In a carefully-researched paper, Democracy in the Crosshairs (Atlantic Council Eurasia Center, 2018), Neil Barnett and Alastair Sloan question how it was that Arron Banks was able to make the largest donation in British political history to the Vote Leave campaign in the UK referendum on EU membership in 2016, when he did not appear to have sufficient funds to do this. Where had the money come from? Did it have any connection with the series of meetings Banks had with the Russian Ambassador to the UK?

It’s not just in established democracies that Russian influence is being seen. A detailed report in The New York Times of 11 November 2019, How Russia Meddles Abroad for Profit: Cash, Trolls and a Cult Leader, by Michael Schwirtz and Gaelle Borgia, gives great detail of an operation by Russia to affect the outcome of the presidential election in Madagascar in November 2018 (which was reported also by Luke Harding in The Guardian on 11 June 2019). Russia even switched allegiance when it became clear that the candidate they had initially backed was not going to win.

So the fact of Russia’s interference has been clearly shown. But given the different situations of the target countries and the different methods used, the question remains: why does Russia do it?
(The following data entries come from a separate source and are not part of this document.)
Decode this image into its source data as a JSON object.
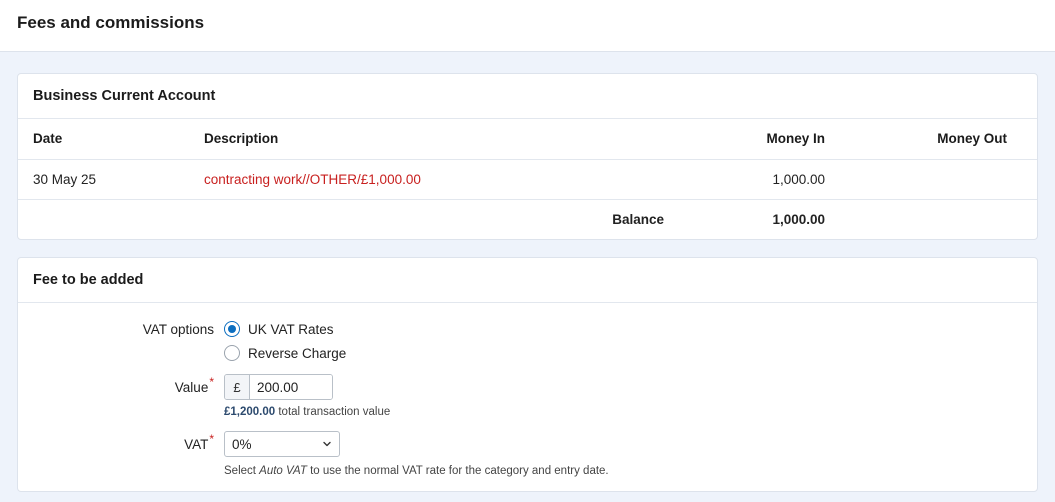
{
  "page": {
    "title": "Fees and commissions"
  },
  "account_card": {
    "title": "Business Current Account",
    "columns": {
      "date": "Date",
      "description": "Description",
      "money_in": "Money In",
      "money_out": "Money Out"
    },
    "rows": [
      {
        "date": "30 May 25",
        "description": "contracting work//OTHER/£1,000.00",
        "money_in": "1,000.00",
        "money_out": ""
      }
    ],
    "balance": {
      "label": "Balance",
      "value": "1,000.00"
    }
  },
  "fee_card": {
    "title": "Fee to be added",
    "vat_options": {
      "label": "VAT options",
      "options": [
        {
          "label": "UK VAT Rates",
          "checked": true
        },
        {
          "label": "Reverse Charge",
          "checked": false
        }
      ]
    },
    "value": {
      "label": "Value",
      "required_mark": "*",
      "currency": "£",
      "amount": "200.00",
      "total_amount": "£1,200.00",
      "total_text": " total transaction value"
    },
    "vat": {
      "label": "VAT",
      "required_mark": "*",
      "selected": "0%",
      "help_pre": "Select ",
      "help_em": "Auto VAT",
      "help_post": " to use the normal VAT rate for the category and entry date."
    }
  },
  "colors": {
    "accent": "#0c6ec0",
    "link_red": "#c8201f",
    "background": "#eef3fb"
  }
}
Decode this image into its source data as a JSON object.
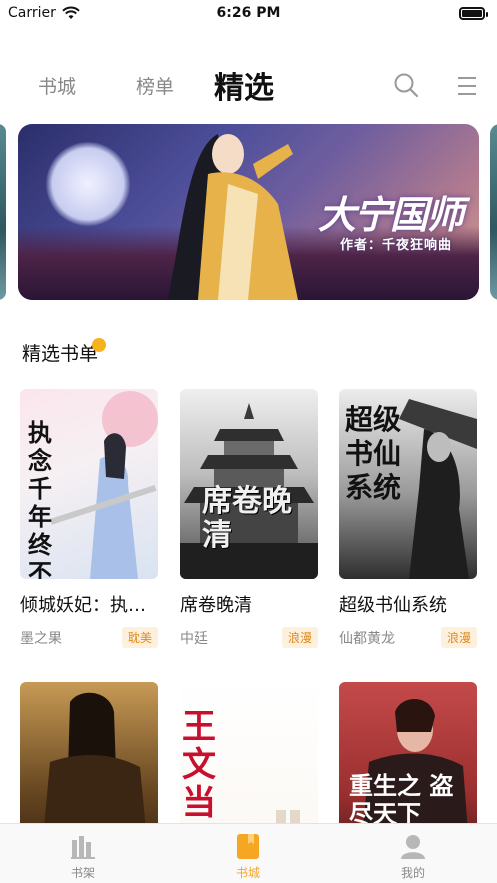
{
  "status_bar": {
    "carrier": "Carrier",
    "time": "6:26 PM"
  },
  "top_nav": {
    "tabs": [
      {
        "label": "书城",
        "active": false
      },
      {
        "label": "榜单",
        "active": false
      },
      {
        "label": "精选",
        "active": true
      }
    ],
    "icons": [
      "search-icon",
      "menu-icon"
    ]
  },
  "banner": {
    "title": "大宁国师",
    "author": "作者：千夜狂响曲"
  },
  "section": {
    "title": "精选书单"
  },
  "books": [
    {
      "title": "倾城妖妃：执…",
      "author": "墨之果",
      "tag": "耽美",
      "cover_text": "执念千年终不悔"
    },
    {
      "title": "席卷晚清",
      "author": "中廷",
      "tag": "浪漫",
      "cover_text": "席卷晚清"
    },
    {
      "title": "超级书仙系统",
      "author": "仙都黄龙",
      "tag": "浪漫",
      "cover_text": "超级书仙系统"
    },
    {
      "title": "",
      "author": "",
      "tag": "",
      "cover_text": ""
    },
    {
      "title": "",
      "author": "",
      "tag": "",
      "cover_text": "王文当"
    },
    {
      "title": "",
      "author": "",
      "tag": "",
      "cover_text": "重生之 盗尽天下"
    }
  ],
  "tab_bar": {
    "items": [
      {
        "label": "书架",
        "icon": "bookshelf-icon",
        "active": false
      },
      {
        "label": "书城",
        "icon": "bookstore-icon",
        "active": true
      },
      {
        "label": "我的",
        "icon": "profile-icon",
        "active": false
      }
    ]
  },
  "colors": {
    "accent": "#f5a623",
    "tag_text": "#e08a1c",
    "tag_bg": "#fdf0dd",
    "section_dot": "#f5b21c"
  }
}
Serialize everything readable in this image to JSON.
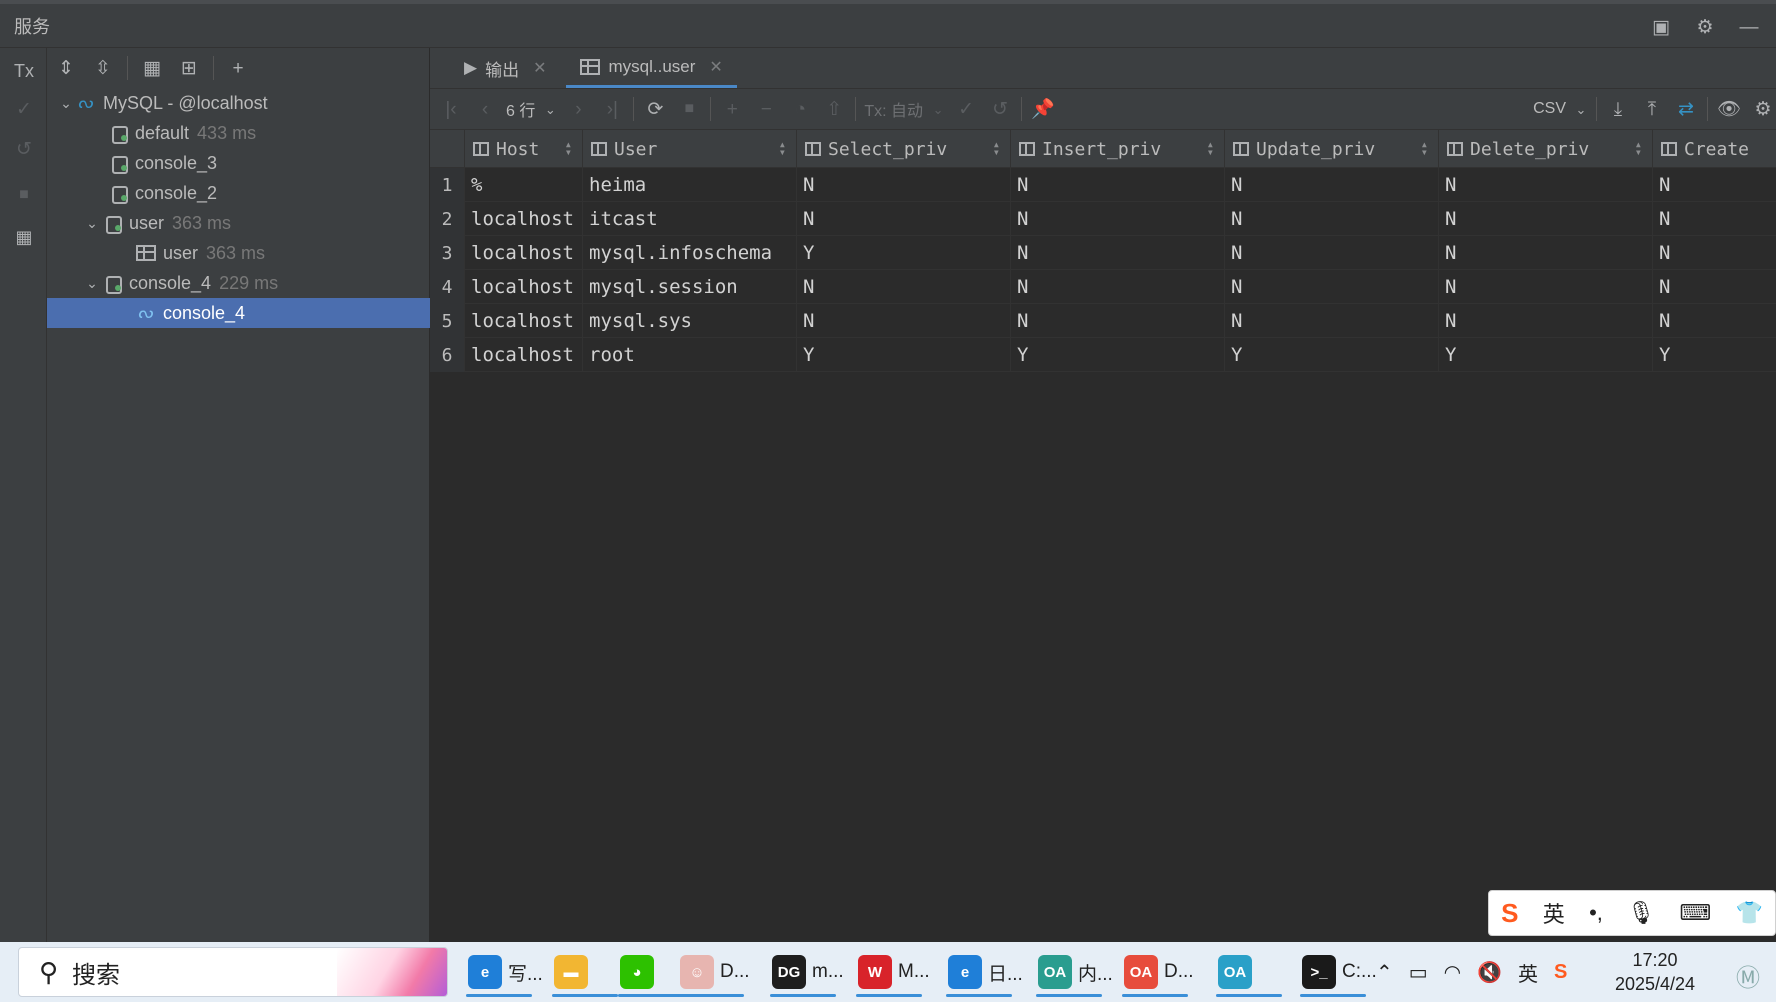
{
  "window": {
    "title": "服务"
  },
  "tree_toolbar": {
    "tx_label": "Tx"
  },
  "tree": [
    {
      "label": "MySQL - @localhost",
      "time": "",
      "icon": "mysql-dolphin-icon",
      "expanded": true
    },
    {
      "label": "default",
      "time": "433 ms",
      "icon": "session-icon"
    },
    {
      "label": "console_3",
      "time": "",
      "icon": "session-icon"
    },
    {
      "label": "console_2",
      "time": "",
      "icon": "session-icon"
    },
    {
      "label": "user",
      "time": "363 ms",
      "icon": "session-icon",
      "expanded": true
    },
    {
      "label": "user",
      "time": "363 ms",
      "icon": "table-icon"
    },
    {
      "label": "console_4",
      "time": "229 ms",
      "icon": "session-icon",
      "expanded": true
    },
    {
      "label": "console_4",
      "time": "",
      "icon": "mysql-dolphin-icon",
      "selected": true
    }
  ],
  "tabs": [
    {
      "label": "输出",
      "active": false
    },
    {
      "label": "mysql..user",
      "active": true
    }
  ],
  "grid_toolbar": {
    "rows_label": "6 行",
    "tx_mode": "Tx: 自动",
    "export_format": "CSV"
  },
  "columns": [
    "Host",
    "User",
    "Select_priv",
    "Insert_priv",
    "Update_priv",
    "Delete_priv",
    "Create"
  ],
  "rows": [
    {
      "num": "1",
      "cells": [
        "%",
        "heima",
        "N",
        "N",
        "N",
        "N",
        "N"
      ]
    },
    {
      "num": "2",
      "cells": [
        "localhost",
        "itcast",
        "N",
        "N",
        "N",
        "N",
        "N"
      ]
    },
    {
      "num": "3",
      "cells": [
        "localhost",
        "mysql.infoschema",
        "Y",
        "N",
        "N",
        "N",
        "N"
      ]
    },
    {
      "num": "4",
      "cells": [
        "localhost",
        "mysql.session",
        "N",
        "N",
        "N",
        "N",
        "N"
      ]
    },
    {
      "num": "5",
      "cells": [
        "localhost",
        "mysql.sys",
        "N",
        "N",
        "N",
        "N",
        "N"
      ]
    },
    {
      "num": "6",
      "cells": [
        "localhost",
        "root",
        "Y",
        "Y",
        "Y",
        "Y",
        "Y"
      ]
    }
  ],
  "ime": {
    "logo": "S",
    "lang": "英",
    "punct": "•,"
  },
  "taskbar": {
    "search_label": "搜索",
    "apps": [
      {
        "label": "写...",
        "icon": "edge-icon",
        "color": "#1f7fd8"
      },
      {
        "label": "",
        "icon": "folder-icon",
        "color": "#f2b632"
      },
      {
        "label": "",
        "icon": "wechat-icon",
        "color": "#2dc100"
      },
      {
        "label": "D...",
        "icon": "avatar-app-icon",
        "color": "#e7b5b0"
      },
      {
        "label": "m...",
        "icon": "datagrip-icon",
        "color": "#1e1e1e"
      },
      {
        "label": "M...",
        "icon": "wps-icon",
        "color": "#d8232a"
      },
      {
        "label": "日...",
        "icon": "edge-oa-icon",
        "color": "#1f7fd8"
      },
      {
        "label": "内...",
        "icon": "oa-icon",
        "color": "#2a9d8f"
      },
      {
        "label": "D...",
        "icon": "oa-doc-icon",
        "color": "#e74c3c"
      },
      {
        "label": "",
        "icon": "oa-app-icon",
        "color": "#2aa0c8"
      },
      {
        "label": "C:...",
        "icon": "terminal-icon",
        "color": "#1a1a1a"
      }
    ],
    "tray_lang": "英",
    "time": "17:20",
    "date": "2025/4/24"
  }
}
There is one simple answer to the question; and a host of more specific ones, dependent on the circumstances. The simple answer is that Putin believes that Russia should appear on the world stage as a great power. Great powers hold influence over smaller nations; and Putin yearns for that time when the Soviet Union was considered alongside the USA as a superpower.

A question too rarely asked, though, is why was the Soviet Union a superpower? Politically? It gave the world a political system which relied on fear and subjugation of the population, and in most places where that system was applied it has been discarded. Economically? While the standard of living for most Americans rose throughout the latter half of the twentieth century, with increasing amounts of consumer goods becoming available, the opposite was happening in the USSR. By the late ‘seventies defitsit – shortage – was a word on every Soviet citizen’s lips.

The only reason the Soviet Union was a superpower was that it had a nuclear arsenal big enough to rival that of the USA. And as a spin-off from the missile technology needed for nuclear arms it had a Space programme which for a decade was ahead of the American programme.

But the popular perception was that the USSR was a superpower, and Putin greatly resents that what has happened since the collapse of the Soviet Union in 1991 is that the former superpower has been shown to be a king with no clothes.

Russia’s interference in political systems around the world varies, though, depending on the target country. In the developed, Western, world, Putin wants to be able to show his people that these countries are in chaos; ‘aren’t you Russians lucky that you have someone strong like Putin to lead you, unlike the decadent West’. Whatever Putin may or may not have done in the build-up to the Brexit referendum, the mess which the UK parliament has got into over the result is manna from heaven for the Russian ruler.

In less developed countries, though, the situation is very different. Putin is not going to need to show his people that Madagascar is in chaos and therefore they are better off in Russia. Here, and in other countries in Africa or Latin America, it becomes an issue of Russia getting its hands on resources – and, therefore, ultimately money. Sadly for Russians, though, this is not money that is going to benefit them. It will simply help the already obscenely wealthy ruling elite become even richer. The difference is that this time it’s at the expense of the population of a third country, rather than at the Russians’ expense.

Putin realises that Russia is never going to have the financial or human resources of the USA or China to spread Russia’s influence around the world. But through social media or small targetted operations such as in Madagascar, Putin can assure for now that Russia punches above its weight on the world stage. What a pity that, apart from gaining a nice warm feeling that people think their country matters, ordinary Russian citizens see no benefit from this.